“All that work—Olsen’s sacrifice—and the farmers’—my father’s death—all for nothing!” whispered Kurt. “They only waited—those fiends—to fire the warehouse and the cars!”
The catastrophe had fallen. The wheat was burning. He was ruined. His wheatland must go to Anderson. Kurt thought first and most poignantly of the noble farmers who had sacrificed the little in their wheat-fields to save the much in his. Never could he repay them.
Then he became occupied with a horrible heat that seemed to have come from the burning warehouse to all his pulses and veins and to his heart and his soul.
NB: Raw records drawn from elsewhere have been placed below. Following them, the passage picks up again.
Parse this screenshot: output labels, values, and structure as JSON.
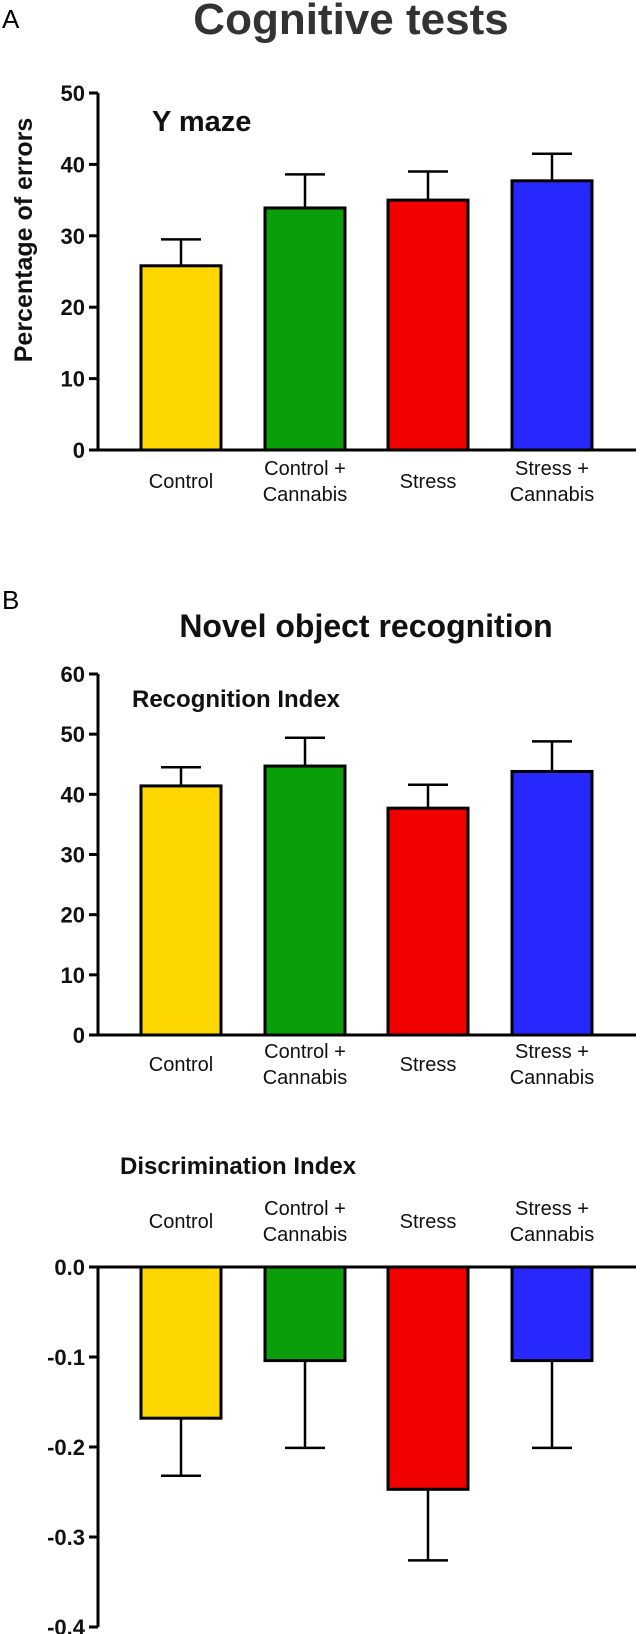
{
  "panel_a_letter": "A",
  "panel_b_letter": "B",
  "main_title": "Cognitive tests",
  "panel_b_title": "Novel object recognition",
  "colors": {
    "Control": "#FFD700",
    "Control + Cannabis": "#0A9F0A",
    "Stress": "#F20000",
    "Stress + Cannabis": "#2727FF"
  },
  "chart_data": [
    {
      "type": "bar",
      "title": "Y maze",
      "ylabel": "Percentage of errors",
      "xlabel": "",
      "categories": [
        [
          "Control"
        ],
        [
          "Control +",
          "Cannabis"
        ],
        [
          "Stress"
        ],
        [
          "Stress +",
          "Cannabis"
        ]
      ],
      "category_keys": [
        "Control",
        "Control + Cannabis",
        "Stress",
        "Stress + Cannabis"
      ],
      "values": [
        25.8,
        33.9,
        35.0,
        37.7
      ],
      "errors": [
        3.7,
        4.7,
        4.0,
        3.8
      ],
      "ylim": [
        0,
        50
      ],
      "yticks": [
        0,
        10,
        20,
        30,
        40,
        50
      ],
      "ytick_labels": [
        "0",
        "10",
        "20",
        "30",
        "40",
        "50"
      ]
    },
    {
      "type": "bar",
      "title": "Recognition Index",
      "ylabel": "",
      "xlabel": "",
      "categories": [
        [
          "Control"
        ],
        [
          "Control +",
          "Cannabis"
        ],
        [
          "Stress"
        ],
        [
          "Stress +",
          "Cannabis"
        ]
      ],
      "category_keys": [
        "Control",
        "Control + Cannabis",
        "Stress",
        "Stress + Cannabis"
      ],
      "values": [
        41.4,
        44.7,
        37.7,
        43.8
      ],
      "errors": [
        3.1,
        4.7,
        3.9,
        5.0
      ],
      "ylim": [
        0,
        60
      ],
      "yticks": [
        0,
        10,
        20,
        30,
        40,
        50,
        60
      ],
      "ytick_labels": [
        "0",
        "10",
        "20",
        "30",
        "40",
        "50",
        "60"
      ]
    },
    {
      "type": "bar",
      "title": "Discrimination Index",
      "ylabel": "",
      "xlabel": "",
      "categories": [
        [
          "Control"
        ],
        [
          "Control +",
          "Cannabis"
        ],
        [
          "Stress"
        ],
        [
          "Stress +",
          "Cannabis"
        ]
      ],
      "category_keys": [
        "Control",
        "Control + Cannabis",
        "Stress",
        "Stress + Cannabis"
      ],
      "values": [
        -0.168,
        -0.104,
        -0.247,
        -0.104
      ],
      "errors": [
        0.064,
        0.097,
        0.079,
        0.097
      ],
      "ylim": [
        -0.4,
        0.0
      ],
      "yticks": [
        0.0,
        -0.1,
        -0.2,
        -0.3,
        -0.4
      ],
      "ytick_labels": [
        "0.0",
        "-0.1",
        "-0.2",
        "-0.3",
        "-0.4"
      ]
    }
  ]
}
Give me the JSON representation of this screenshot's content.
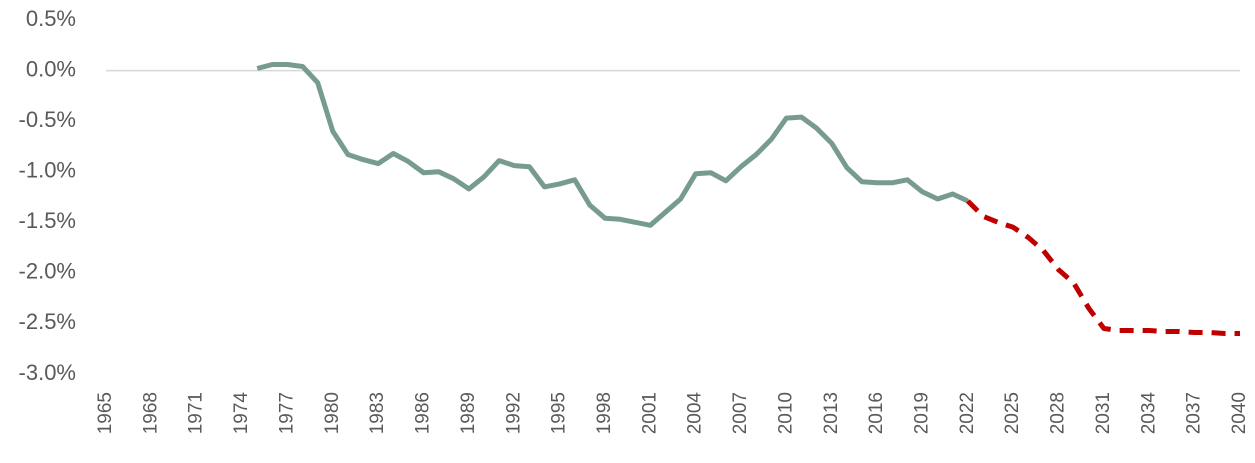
{
  "chart_data": {
    "type": "line",
    "x": [
      1975,
      1976,
      1977,
      1978,
      1979,
      1980,
      1981,
      1982,
      1983,
      1984,
      1985,
      1986,
      1987,
      1988,
      1989,
      1990,
      1991,
      1992,
      1993,
      1994,
      1995,
      1996,
      1997,
      1998,
      1999,
      2000,
      2001,
      2002,
      2003,
      2004,
      2005,
      2006,
      2007,
      2008,
      2009,
      2010,
      2011,
      2012,
      2013,
      2014,
      2015,
      2016,
      2017,
      2018,
      2019,
      2020,
      2021,
      2022,
      2023,
      2024,
      2025,
      2026,
      2027,
      2028,
      2029,
      2030,
      2031,
      2032,
      2033,
      2034,
      2035,
      2036,
      2037,
      2038,
      2039,
      2040
    ],
    "series": [
      {
        "color": "#779b91",
        "line_style": "solid",
        "values": [
          0.02,
          0.06,
          0.06,
          0.04,
          -0.12,
          -0.6,
          -0.83,
          -0.88,
          -0.92,
          -0.82,
          -0.9,
          -1.01,
          -1.0,
          -1.07,
          -1.17,
          -1.05,
          -0.89,
          -0.94,
          -0.95,
          -1.15,
          -1.12,
          -1.08,
          -1.33,
          -1.46,
          -1.47,
          -1.5,
          -1.53,
          -1.4,
          -1.27,
          -1.02,
          -1.01,
          -1.09,
          -0.95,
          -0.83,
          -0.68,
          -0.47,
          -0.46,
          -0.57,
          -0.72,
          -0.96,
          -1.1,
          -1.11,
          -1.11,
          -1.08,
          -1.2,
          -1.27,
          -1.22,
          -1.29,
          null,
          null,
          null,
          null,
          null,
          null,
          null,
          null,
          null,
          null,
          null,
          null,
          null,
          null,
          null,
          null,
          null,
          null
        ]
      },
      {
        "color": "#c00000",
        "line_style": "dashed",
        "values": [
          null,
          null,
          null,
          null,
          null,
          null,
          null,
          null,
          null,
          null,
          null,
          null,
          null,
          null,
          null,
          null,
          null,
          null,
          null,
          null,
          null,
          null,
          null,
          null,
          null,
          null,
          null,
          null,
          null,
          null,
          null,
          null,
          null,
          null,
          null,
          null,
          null,
          null,
          null,
          null,
          null,
          null,
          null,
          null,
          null,
          null,
          null,
          -1.29,
          -1.44,
          -1.5,
          -1.55,
          -1.65,
          -1.78,
          -1.97,
          -2.1,
          -2.35,
          -2.55,
          -2.57,
          -2.57,
          -2.57,
          -2.58,
          -2.58,
          -2.59,
          -2.59,
          -2.6,
          -2.6
        ]
      }
    ],
    "xlim": [
      1965,
      2040
    ],
    "xticks": [
      1965,
      1968,
      1971,
      1974,
      1977,
      1980,
      1983,
      1986,
      1989,
      1992,
      1995,
      1998,
      2001,
      2004,
      2007,
      2010,
      2013,
      2016,
      2019,
      2022,
      2025,
      2028,
      2031,
      2034,
      2037,
      2040
    ],
    "ylim": [
      -3.0,
      0.5
    ],
    "yticks": [
      {
        "value": 0.5,
        "label": "0.5%"
      },
      {
        "value": 0,
        "label": "0.0%"
      },
      {
        "value": -0.5,
        "label": "-0.5%"
      },
      {
        "value": -1.0,
        "label": "-1.0%"
      },
      {
        "value": -1.5,
        "label": "-1.5%"
      },
      {
        "value": -2.0,
        "label": "-2.0%"
      },
      {
        "value": -2.5,
        "label": "-2.5%"
      },
      {
        "value": -3.0,
        "label": "-3.0%"
      }
    ],
    "zero_line": true
  }
}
This fiendish work, as had been forecast, was the work of the I.W.W. Behind it was Glidden and perhaps behind him was the grasping, black lust of German might. Kurt’s loss was no longer abstract or problematical. It was a loss so real and terrible that it confounded him. He shook and gasped and reeled. He wrung his hands and beat his breast while the tumult swayed him, the physical hate at last yielding up its significance. What then, was his great loss? He could not tell. The thing was mighty, like the sense of terror and loneliness in the black night. Not the loss for his farmer neighbors, so true in his hour of trial! Not the loss of his father, nor the wheat, nor the land, nor his ruined future! But it must be a loss, incalculable and insupportable, to his soul. His great ordeal had been the need, a terrible and incomprehensible need, to kill something intangible in himself. He had meant to do it. And now the need was shifted, subject to a baser instinct. If there was German blood in him, poisoning the very wells of his heart he could have spilled it, and so, whether living or dead, have repudiated the taint. That was now clear in his consciousness. But a baser spark had ignited all the primitive passion of the forebears he felt burning and driving within him. He felt no noble fire. He longed to live, to have a hundredfold his strength and fury, to be gifted with a genius for time and place and bloody deed, to have the war-gods set him a thousand opportunities, to beat with iron mace and cut with sharp bayonet and rend with hard hand—to kill and kill and kill the hideous thing that was German.
CHAPTER XIV
Kurt rushed back to the house. Encountering Jerry, he ordered him to run and saddle a couple of horses. Then Kurt got his revolver and a box of shells, and, throwing on his coat, he hurried to the barn. Jerry was leading out the horses. It took but short work to saddle them. Jerry was excited and talkative. He asked Kurt many questions, which excited few replies.
When Kurt threw himself into the saddle Jerry yelled, “Which way?”
“Down the trail!” replied Kurt, and was off.
“Aw, we’ll break our necks!” came Jerry’s yell after him.